Iran’s armed forces are on high alert following a directive from the commander-in-chief to repel any potential ground invasion, a move that sent Brent crude futures surging 2.5% to over $92 a barrel. The order, confirmed by Iranian Army spokesman Akraminia on April 16, includes instructions that “no invader would leave alive,” signaling a sharp escalation in the region’s military posture.
“For us, there is not much difference between ceasefire and wartime,” Akraminia said in an interview with state television, emphasizing the military’s readiness for immediate conflict.
The market reaction was swift, reflecting the critical role of the Strait of Hormuz, through which 21% of global oil consumption passes daily. Beyond the jump in Brent crude, gold prices climbed 1.8% to $2,388 an ounce as investors sought safe-haven assets. In equity markets, the S&P 500 Volatility Index (VIX) jumped more than 10% to 19.2, indicating rising investor anxiety and a flight from risk.
This development places the global energy supply in a precarious position, with analysts now pricing in a significant geopolitical risk premium.
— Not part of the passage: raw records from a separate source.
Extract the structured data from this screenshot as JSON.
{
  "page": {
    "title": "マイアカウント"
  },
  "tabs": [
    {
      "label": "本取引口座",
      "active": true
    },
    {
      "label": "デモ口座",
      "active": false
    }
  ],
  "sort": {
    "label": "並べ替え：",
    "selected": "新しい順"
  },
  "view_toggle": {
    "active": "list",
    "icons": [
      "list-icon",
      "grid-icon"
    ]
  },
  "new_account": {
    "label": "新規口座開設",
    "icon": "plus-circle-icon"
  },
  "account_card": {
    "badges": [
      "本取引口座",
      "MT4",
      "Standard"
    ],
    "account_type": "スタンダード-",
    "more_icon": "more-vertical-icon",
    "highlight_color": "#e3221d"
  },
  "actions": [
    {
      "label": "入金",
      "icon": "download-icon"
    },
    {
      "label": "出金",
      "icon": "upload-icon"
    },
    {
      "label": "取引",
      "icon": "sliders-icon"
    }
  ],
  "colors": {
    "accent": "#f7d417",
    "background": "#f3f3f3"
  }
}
The last time tensions in the Strait of Hormuz flared in 2019, oil prices jumped nearly 15% in a single week. Should the strait be closed, even temporarily, analysts at Goldman Sachs project crude could spike to $120 a barrel, threatening to derail global efforts to contain inflation and potentially tipping fragile economies into recession. The next 48 hours will be critical for observing naval movements and any response from the U.S. Fifth Fleet stationed in Bahrain.
This article is for informational purposes only and does not constitute investment advice.